You now need to run the Testing Framework on the generated tests (Evaluation/Test Generation/TestFramework)
- In "TestingFramework" run
main_framework_filepairs_testing_llm.sh
to run all java and python filepairs and ensure we can get coverage. - Run
aggregate_data_filepairs_testing_llm.sh
to get a list of all the filepairs we can run. - Run
diff_and_resample_filepairs.sh
to sample 10 filepairs for each project in Python. - Also run
golds_to_json.sh
to generate the golds for the Testing Framework. - Now you are read to run the testing framework. To do this, run
main_framework_filepairs_testing_llm.sh
. - Finally you need to aggregate all the results, run
aggregate_data_testing_llm.sh
. This will output a CSV with all the tests generated and whether they could run or not and coverage statistics.
Finally you need to compute lexical and runtime metrics (Evaluation/Analysis)

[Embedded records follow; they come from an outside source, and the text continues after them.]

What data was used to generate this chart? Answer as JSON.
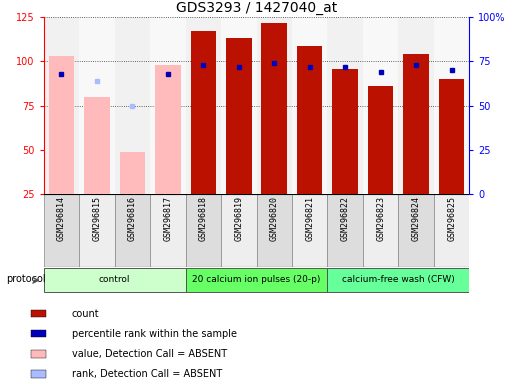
{
  "title": "GDS3293 / 1427040_at",
  "samples": [
    "GSM296814",
    "GSM296815",
    "GSM296816",
    "GSM296817",
    "GSM296818",
    "GSM296819",
    "GSM296820",
    "GSM296821",
    "GSM296822",
    "GSM296823",
    "GSM296824",
    "GSM296825"
  ],
  "bar_values": [
    103,
    80,
    49,
    98,
    117,
    113,
    122,
    109,
    96,
    86,
    104,
    90
  ],
  "bar_absent": [
    true,
    true,
    true,
    true,
    false,
    false,
    false,
    false,
    false,
    false,
    false,
    false
  ],
  "dot_pct": [
    68,
    64,
    50,
    68,
    73,
    72,
    74,
    72,
    72,
    69,
    73,
    70
  ],
  "dot_absent": [
    false,
    true,
    true,
    false,
    false,
    false,
    false,
    false,
    false,
    false,
    false,
    false
  ],
  "protocols": [
    {
      "label": "control",
      "start": 0,
      "end": 4,
      "color": "#ccffcc"
    },
    {
      "label": "20 calcium ion pulses (20-p)",
      "start": 4,
      "end": 8,
      "color": "#66ff66"
    },
    {
      "label": "calcium-free wash (CFW)",
      "start": 8,
      "end": 12,
      "color": "#66ff99"
    }
  ],
  "ylim_left": [
    25,
    125
  ],
  "ylim_right": [
    0,
    100
  ],
  "left_ticks": [
    25,
    50,
    75,
    100,
    125
  ],
  "right_ticks": [
    0,
    25,
    50,
    75,
    100
  ],
  "right_tick_labels": [
    "0",
    "25",
    "50",
    "75",
    "100%"
  ],
  "bar_color_present": "#bb1100",
  "bar_color_absent": "#ffbbbb",
  "dot_color_present": "#0000bb",
  "dot_color_absent": "#aabbff",
  "bg_color": "#ffffff",
  "plot_bg": "#ffffff",
  "grid_color": "#333333",
  "col_bg_odd": "#dddddd",
  "col_bg_even": "#eeeeee",
  "title_fontsize": 10,
  "tick_fontsize": 7,
  "sample_fontsize": 6,
  "legend_labels": [
    "count",
    "percentile rank within the sample",
    "value, Detection Call = ABSENT",
    "rank, Detection Call = ABSENT"
  ],
  "legend_colors": [
    "#bb1100",
    "#0000bb",
    "#ffbbbb",
    "#aabbff"
  ]
}
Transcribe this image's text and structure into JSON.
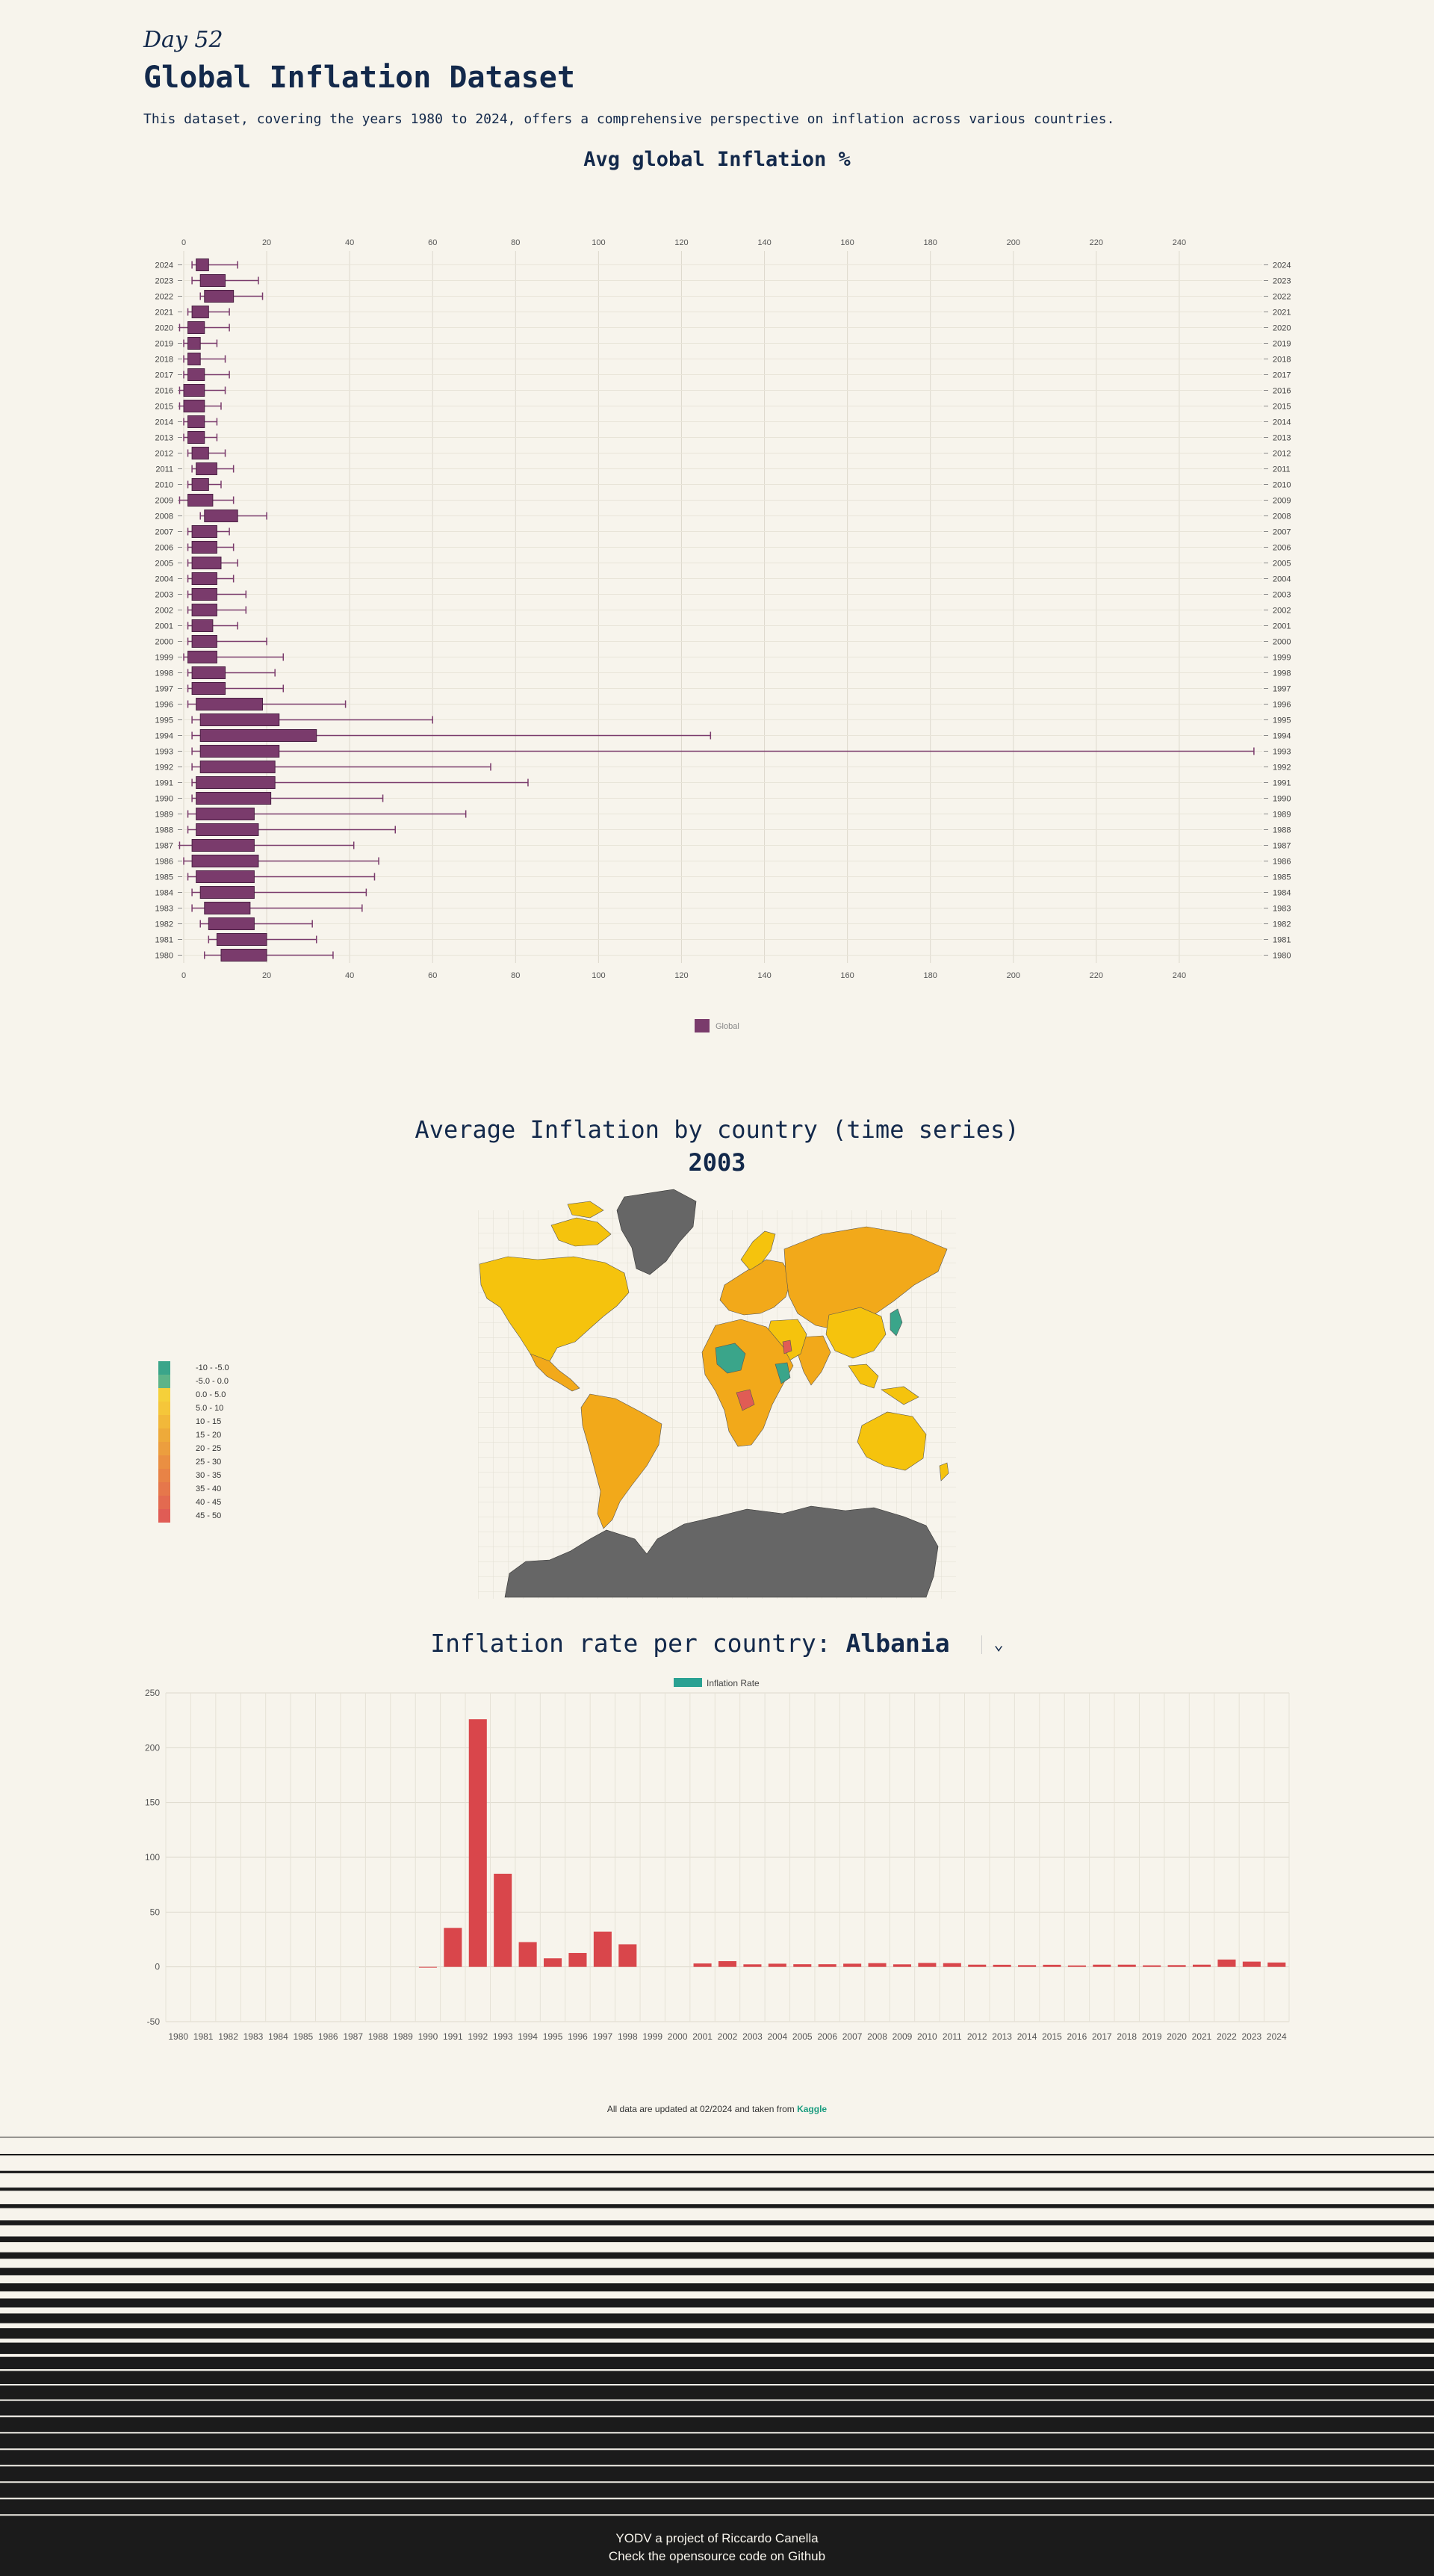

- To compute lexical metrics, run
compute_metrics_test_framework.sh
in Analysis/TextMetrics. - Aggregate these metrics with
aggregate_metrics_test_framework.sh
. - For runtime metrics run
compute_generation_stats_testing_llm.sh
in Analysis/TestDataAnalysis, this will output a JSON file with all the runtime metrics for each model and mode run.